Bab. 37

35 8 0
                                    

Dengan langkah tertatih wanita berwajah sembab pun sayu itu melangkah masuk ke dalam rumah yang ia tinggali sebelum di usir dari rumah. Pintu yang sudah terbuka membuat Jeha masuk begitu saja, tepat saat itu manik mata mendapati wanita yang selama ini Jeha panggil Ibu sedang mengecek apakah ada buku materi yang tertinggal.

"Jeha ... kamu di sini nak?" Wanita itu tersenyum, melangkah maju menemui putri keduanya yang datang tiba-tiba.

Kening Armi berkerut, alis bertaut dan kentara jelas rasa khawatir tiba-tiba tercetak jelas di wajah cantiknya. Merapikan anak rambut yang menutupi wajah Jeha. Armi mengusap air mata sang anak yang tiba-tiba lolos. "Kamu kenapa nangis, nak?"

Jeha menatap wanita itu tanpa kedip pun debit air memenuhi matanya, ia tatap lekat wajah Armi. "Apa boleh, Jeha panggil wanita cantik ini dengan sebutan Ibu?" tanya Jeha lembut.

"Kamu kenapa bertanya begitu?" Armi balik bertanya sembari memandangi manik mata Jeha yang sirat kesedihan mendalam.

Tangan Jeha meraih tangan sang Ibu yang terus mengelus pipi sembabnya, setengah mati Jeha mencoba jangan sampai terisak lemah. "Kata Ayah.
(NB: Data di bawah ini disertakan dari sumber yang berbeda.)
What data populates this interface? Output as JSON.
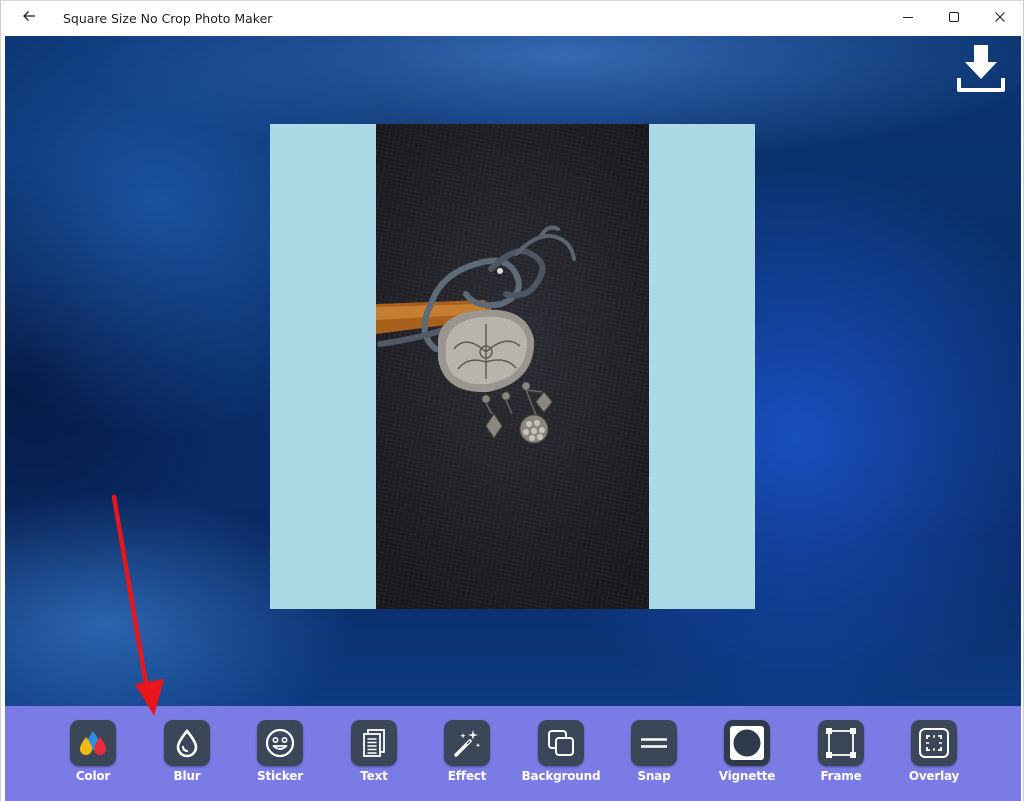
{
  "window": {
    "title": "Square Size No Crop Photo Maker"
  },
  "icons": {
    "back": "back-arrow-icon",
    "minimize": "minimize-icon",
    "maximize": "maximize-icon",
    "close": "close-icon",
    "download": "download-icon"
  },
  "canvas": {
    "square_color": "#add8e6",
    "photo_subject": "silver pendant necklace on dark fabric"
  },
  "toolbar": {
    "background": "#7b7be5",
    "tools": [
      {
        "label": "Color",
        "icon": "color-drops-icon"
      },
      {
        "label": "Blur",
        "icon": "blur-drop-icon"
      },
      {
        "label": "Sticker",
        "icon": "sticker-smiley-icon"
      },
      {
        "label": "Text",
        "icon": "text-document-icon"
      },
      {
        "label": "Effect",
        "icon": "magic-wand-icon"
      },
      {
        "label": "Background",
        "icon": "background-layers-icon"
      },
      {
        "label": "Snap",
        "icon": "snap-lines-icon"
      },
      {
        "label": "Vignette",
        "icon": "vignette-icon"
      },
      {
        "label": "Frame",
        "icon": "frame-icon"
      },
      {
        "label": "Overlay",
        "icon": "overlay-icon"
      }
    ]
  },
  "annotation": {
    "arrow_color": "#e8161b",
    "points_to": "Blur"
  }
}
Jeha bukan anak kandung Ibu dan Ayah, apa benar, Jeha bukan anak kandung kalian?"

Mecelos jantung Armi mendengar tutur kata sang anak. Wanita itupun tertunduk sejenak, antara kaget dan sedih anaknya bertanya demikian.

"Ibu bisa, jawab pertanyaan Jeha?"

Dagu Armi naik, bersitatap dalam menyelami jendela hati lawan bicara. Sisi emosionalnya benar-benar tergugah. Armi pun membawa Jeha dalam pelukan erat, hangat, dan penuh kasih kasih sayang.

"Apa benar, Jeha bukan anak Ibu?"

Jeha bertanya dalam pelukan. Hati Armi terasa kian remuk mendengarnya, matanya kian memanas pun tenggorokan tercekat hebat. Anak yang sedari kecil ia besarkan sampai dewasa dengan penuh cinta pun keikhlasan tiba-tiba bertanya demikian.

Armi melepas pelukan, wanita itu hapus cepat air mata Jeha sembari menggeleng kuat-kuat. Lalu wanita itu pegang kedua bahu anaknya. "Kamu anak Ibu Jeha, kamu anak Ibu! Tolong jangan bertanya seperti itu."

Jeha menghela napas lalu menghembuskan perlahan. Menatap manik mata Armi begitu teduh nan sayu. "Kalau kebenarannya memang lebih baik, katakan saja yang sebenarnya, Ibu." Sang anak menghapus jejak air mata sang Ibu.

Jatuhnya bulir bening kesakitan yang kini Armi rasakan. Ia terus menggeleng sampai suara sang suami membuat Jeha yakin bukan bagian dari keluarga ini.

"Sudah cukup saya berdiam diri, menyembunyikan kebenaran kalau anak ini bukan anak kita, Armi!"

Dengan suara lantang, lelaki gagah itu memasuki ruangan. Lalu berdiri di samping Jeha. "Berhenti berbohong dan katakan dengan jujur. Biar dia tahu, kalau dirinya lahir dari rahim wanita calon penghuni neraka!"

Kilatan penuh amarah nan tajam Armi layangkan pada suami, wajah teduh itu memerah. "Jaga bicaramu Farhid! Kalau kamu memang calon penghuni surga."

"Tapi memang benar, dia keturunan pela--"

"Setiap bayi yang lahir ke dunia ini suci! Nggak ada bayi yang haram, walau terlahir dari wanita pendosa sekalipun."

Jeha menunduk, kelopak mata memejam mendengar fakta pahit itu lagi, dalam diam ia menahan isakan sampai dadanya terasa panas. Kedatangan Ayah disusul oleh Jena yang menghampiri sang adik. Ia yang semula tak yakin akan ucapan Ayah jadi percaya begitu Ayah menjelaskan saat tadi di perjalanan kemari.

"Kita perlu bicara empat mata, di--"

"Nggak usah! Jelaskan di sini saja, biar anak haram ini tahu siapa Ibunya yang sebenarnya, sudah cukup menutupi kebenaran selama bertahun-tahun, katakanlah saja sejujurnya," potong lelaki itu tersenyum puas melihat air mata terus lolos dari pelupuk mata Jeha.